Sentenza ed ordinanza “pari non sono”. L'art. 623 c.p.p., nel disciplinare l'annullamento con rinvio, risponde proprio alla logica sottesa all'incompatibilità “verticale”: se è annullata la “sentenza” di un tribunale monocratico o di un giudice per le indagini preliminari, la Cassazione dispone che gli atti siano trasmessi al medesimo tribunale, ma il giudice persona fisica deve essere diverso da quello che ha pronunciato la decisione annullata; se è annullata una “ordinanza”, la Cassazione ordina che gli atti siano trasmessi al giudice che l'ha pronunciata, il quale provvede uniformandosi alla sentenza di annullamento, ma non è richiesto che il giudice persona fisica sia diverso da quello che ha pronunciato la decisione annullata. In altri termini, una situazione di incompatibilità del giudice può insorgere solo quando questi è chiamato a pronunciarsi sul merito dell'accusa penale (cfr. C.cost., n. 66/2019): è la decisione sul merito del giudizio che non può essere o apparire condizionata dalla forza della prevenzione, ossia dalla naturale tendenza a confermare una decisione già presa (C.cost., n. 224/2001). La distinzione non è formale: con la “sentenza” il giudice si pronuncia nel merito dell'incolpazione penale; con la “ordinanza” decide, invece, su misure cautelari.

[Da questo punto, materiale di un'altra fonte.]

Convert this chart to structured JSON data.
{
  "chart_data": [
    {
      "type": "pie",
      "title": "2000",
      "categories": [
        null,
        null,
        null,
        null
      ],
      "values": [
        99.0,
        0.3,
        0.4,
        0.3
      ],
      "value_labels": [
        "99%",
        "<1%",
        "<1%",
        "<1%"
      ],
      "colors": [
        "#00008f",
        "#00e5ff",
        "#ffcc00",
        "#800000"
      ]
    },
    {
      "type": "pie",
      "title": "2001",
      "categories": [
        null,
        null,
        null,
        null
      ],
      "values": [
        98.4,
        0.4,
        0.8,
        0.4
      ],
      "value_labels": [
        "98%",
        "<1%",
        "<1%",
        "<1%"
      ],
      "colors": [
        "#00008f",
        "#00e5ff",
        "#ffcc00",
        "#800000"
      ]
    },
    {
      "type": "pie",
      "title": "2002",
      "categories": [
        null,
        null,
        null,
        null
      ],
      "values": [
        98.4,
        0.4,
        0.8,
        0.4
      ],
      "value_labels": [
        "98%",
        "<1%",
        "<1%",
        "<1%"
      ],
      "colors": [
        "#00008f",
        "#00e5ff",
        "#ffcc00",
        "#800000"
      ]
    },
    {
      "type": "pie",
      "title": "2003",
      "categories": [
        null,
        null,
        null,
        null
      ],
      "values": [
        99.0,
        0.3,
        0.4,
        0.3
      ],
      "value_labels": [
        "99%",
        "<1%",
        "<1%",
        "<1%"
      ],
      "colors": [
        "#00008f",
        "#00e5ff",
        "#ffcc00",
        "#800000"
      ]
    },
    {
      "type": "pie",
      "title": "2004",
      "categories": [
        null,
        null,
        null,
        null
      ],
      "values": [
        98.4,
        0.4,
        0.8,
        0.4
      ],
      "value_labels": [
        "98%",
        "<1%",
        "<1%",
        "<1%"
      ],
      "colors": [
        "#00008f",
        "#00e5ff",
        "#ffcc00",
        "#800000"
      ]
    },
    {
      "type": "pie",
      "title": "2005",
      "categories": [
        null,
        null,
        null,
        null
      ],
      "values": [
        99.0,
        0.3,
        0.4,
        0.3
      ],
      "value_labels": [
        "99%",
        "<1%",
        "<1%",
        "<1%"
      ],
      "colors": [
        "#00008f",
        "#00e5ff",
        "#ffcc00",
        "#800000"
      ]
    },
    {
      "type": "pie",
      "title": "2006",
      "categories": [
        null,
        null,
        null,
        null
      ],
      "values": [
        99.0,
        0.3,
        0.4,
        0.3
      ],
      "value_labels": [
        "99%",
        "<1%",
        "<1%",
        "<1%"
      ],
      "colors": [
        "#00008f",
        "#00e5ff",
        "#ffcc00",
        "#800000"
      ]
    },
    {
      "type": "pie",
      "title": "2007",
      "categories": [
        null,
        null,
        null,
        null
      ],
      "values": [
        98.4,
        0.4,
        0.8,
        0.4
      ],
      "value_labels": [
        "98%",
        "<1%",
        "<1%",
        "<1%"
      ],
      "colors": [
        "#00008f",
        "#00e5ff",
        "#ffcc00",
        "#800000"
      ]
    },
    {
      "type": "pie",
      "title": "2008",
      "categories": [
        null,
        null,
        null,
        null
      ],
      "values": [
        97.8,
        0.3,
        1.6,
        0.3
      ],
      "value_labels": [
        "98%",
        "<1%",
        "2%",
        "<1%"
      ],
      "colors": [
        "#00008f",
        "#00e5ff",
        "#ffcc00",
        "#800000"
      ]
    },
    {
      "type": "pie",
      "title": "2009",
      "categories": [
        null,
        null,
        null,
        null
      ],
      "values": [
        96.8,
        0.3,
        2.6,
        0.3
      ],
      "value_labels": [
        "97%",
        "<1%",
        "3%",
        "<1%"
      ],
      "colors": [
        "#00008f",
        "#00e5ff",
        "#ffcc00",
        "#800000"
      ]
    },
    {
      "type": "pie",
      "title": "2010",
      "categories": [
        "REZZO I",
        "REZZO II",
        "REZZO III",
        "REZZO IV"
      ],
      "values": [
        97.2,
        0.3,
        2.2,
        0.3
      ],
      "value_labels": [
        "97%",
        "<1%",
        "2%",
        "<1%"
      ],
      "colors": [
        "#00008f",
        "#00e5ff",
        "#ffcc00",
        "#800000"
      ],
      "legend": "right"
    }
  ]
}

Le valutazioni espresse nei procedimenti cautelari possono sempre cambiare. Con riferimento ai procedimenti cautelari, la Consulta ha costantemente affermato che è del tutto ragionevole che, all'interno di ciascuna delle fasi processuali, resti, in ogni caso, preservata l'esigenza di continuità e di globalità, venendosi altrimenti a determinare un'assurda frammentazione del procedimento, che implicherebbe la necessità di disporre, per la medesima fase del giudizio, di tanti giudici diversi quanti sono gli atti da compiere (cfr., ex plurimis, C.cost., n. 153/2012, C.cost., n. 177/1996 e C.cost., n. 131/1996). In particolare, il procedimento del riesame, in generale, e, più specificamente, quello concernente le misure cautelari reali, si pone quale fase incidentale eventuale, all'interno della quale il collegio giudicante adotta, attraverso il provvedimento tipico dell'ordinanza, decisioni rebus sic stantibus, perché fondate su valutazioni circoscritte alla situazione di fatto e di diritto prospettata attraverso il mezzo di gravame. Tale situazione è, infatti, suscettibile di cambiamenti per il naturale evolversi degli esiti delle indagini preliminari (soprattutto in caso di sequestro preventivo) e della fase del giudizio (in particolare, quando si tratta di sequestro conservativo) e di essere nuovamente valutata in via incidentale in caso di sopravvenienze, nei limiti del “giudicato cautelare”.

Inoltre, le misure cautelari reali, pur raccordandosi necessariamente ad un reato, possono prescindere totalmente da qualsiasi profilo di colpevolezza, proprio perché la funzione preventiva non si proietta necessariamente sull'autore del fatto criminoso ma su cose che, postulando un vincolo di pertinenzialità col reato, vengono riguardate dall'ordinamento come strumenti la cui libera disponibilità può costituire situazione di pericolo (così C.cost., n. 48/1994). Sulla base di queste considerazioni, la Consulta ritiene che la decisione adottata dai giudici del riesame in materia cautelare reale non rivesta capacità pregiudicante della successiva decisione cautelare in sede di rinvio, nella quale i componenti del collegio devono uniformarsi alle regole prescritte dalla Corte di Cassazione. Conseguentemente, deve escludersi il denunciato contrasto delle norme censurate con i parametri costituzionali evocati dal rimettente.